Charlie was a Christian whose faith influenced his messaging. He believed firmly in the importance of family, marriage, faith and having traditional morals. Charlie firmly believed in the sanctity of marriage and promoted marriage and children. Speaking from my own point of view, I was married at 22. The best parts of marriage were knowing that my late husband and I were meant to be together. We were engaged very quickly; the relationship was right. He was my friend, my soulmate, my protector, and my partner. He looked after me, making me feel incredibly safe – it was something he took pride in. We worked together in our relationship and for our relationship.

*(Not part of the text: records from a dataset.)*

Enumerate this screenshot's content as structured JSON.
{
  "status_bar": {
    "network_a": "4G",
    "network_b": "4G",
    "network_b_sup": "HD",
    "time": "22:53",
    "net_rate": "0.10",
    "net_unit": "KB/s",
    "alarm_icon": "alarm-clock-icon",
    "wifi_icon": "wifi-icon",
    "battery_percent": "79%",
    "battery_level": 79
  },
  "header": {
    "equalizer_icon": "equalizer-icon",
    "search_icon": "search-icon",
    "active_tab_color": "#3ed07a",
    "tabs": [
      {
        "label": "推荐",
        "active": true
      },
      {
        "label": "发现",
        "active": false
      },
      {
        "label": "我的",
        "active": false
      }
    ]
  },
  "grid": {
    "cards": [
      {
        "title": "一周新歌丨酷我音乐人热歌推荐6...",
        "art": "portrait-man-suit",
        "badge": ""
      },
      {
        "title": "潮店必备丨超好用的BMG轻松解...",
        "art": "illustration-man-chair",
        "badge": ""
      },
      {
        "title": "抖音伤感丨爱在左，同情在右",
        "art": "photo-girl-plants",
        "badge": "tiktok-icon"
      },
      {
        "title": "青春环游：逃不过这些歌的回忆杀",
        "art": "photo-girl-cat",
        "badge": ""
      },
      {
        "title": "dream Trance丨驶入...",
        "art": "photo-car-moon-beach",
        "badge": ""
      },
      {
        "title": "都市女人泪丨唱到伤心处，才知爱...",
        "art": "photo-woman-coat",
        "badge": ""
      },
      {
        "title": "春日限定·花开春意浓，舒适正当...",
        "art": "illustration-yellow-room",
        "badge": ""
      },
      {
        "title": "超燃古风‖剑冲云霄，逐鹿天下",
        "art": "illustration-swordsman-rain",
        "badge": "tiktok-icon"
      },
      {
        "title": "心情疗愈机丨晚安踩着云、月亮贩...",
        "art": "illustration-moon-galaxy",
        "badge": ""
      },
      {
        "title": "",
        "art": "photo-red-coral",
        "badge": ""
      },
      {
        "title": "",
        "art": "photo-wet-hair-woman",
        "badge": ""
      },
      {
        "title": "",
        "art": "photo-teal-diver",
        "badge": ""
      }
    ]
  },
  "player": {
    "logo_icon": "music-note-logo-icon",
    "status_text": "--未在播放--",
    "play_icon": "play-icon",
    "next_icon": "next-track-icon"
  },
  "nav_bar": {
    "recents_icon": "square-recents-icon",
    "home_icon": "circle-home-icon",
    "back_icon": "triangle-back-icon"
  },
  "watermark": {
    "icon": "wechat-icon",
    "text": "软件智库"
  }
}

I will lay my cards on the table, I am not religious, not at all, and that is something that will not change. I did not support that side of Charlie’s beliefs, but every other aspect of Charlie’s ideals, I would stand shoulder to shoulder with him in support or at least be willing to have a debate about it. As Charlie often said, “Prove me wrong.”
Charlie Kirk lived loudly and died violently. His legacy will be debated, but the circumstances of his death should not be. They should be condemned in unison, as an act that erodes the possibility of peaceful disagreement. They should be condemned no matter which side of the political aisle you are on. They should be condemned no matter your beliefs because at the core of the situation, is the assassination of a man. That is wrong on every level, and in every political spectrum.
Yet with Charlie’s death, we have seen his memory scarred by the political left who discuss and challenge his views. Charlie Kirk had become a convenient lightning rod for the political left—a young, sharp-tongued conservative who thrived on the culture wars. To progressives, he embodied a brand of conservatism that those on the left felt they had to provoke. His unapologetic attacks on higher education, his dismissal of climate change policy, and his fixation on “woke culture” made him a symbol of everything the left believed to be wrong with modern conservatism. The left saw in Kirk not a serious policy thinker but a provocateur who turned every debate into a battle, fuelling division instead of addressing the deeper structural challenges facing Americans: income inequality, healthcare access, and systemic injustice.
And yet, the left was unable to dismiss Kirk entirely, because his reach was undeniable. Through Turning Point USA, he cultivated an entire generation of young conservatives who respected his views and his words. For the left, this was troubling—not just because of what Kirk said, but because of how effectively he put his point across.
His rhetoric was designed for soundbites, social media clips, and viral outrage—formats that left little room for nuanced policy debate. Kirk thrived in that combustible space where politics met outrage, where the left and right collided in public confrontation. For young people, he became not just a voice but a leader. The scale of grief reflects that: the turnout for his memorial has surpassed even the funerals of President John F. Kennedy and Martin Luther King Jr.
With Kirk’s death, the nation faces another test: will it slip further into accepting political murder as the cost of civic life, or will it draw a line and say, finally, enough?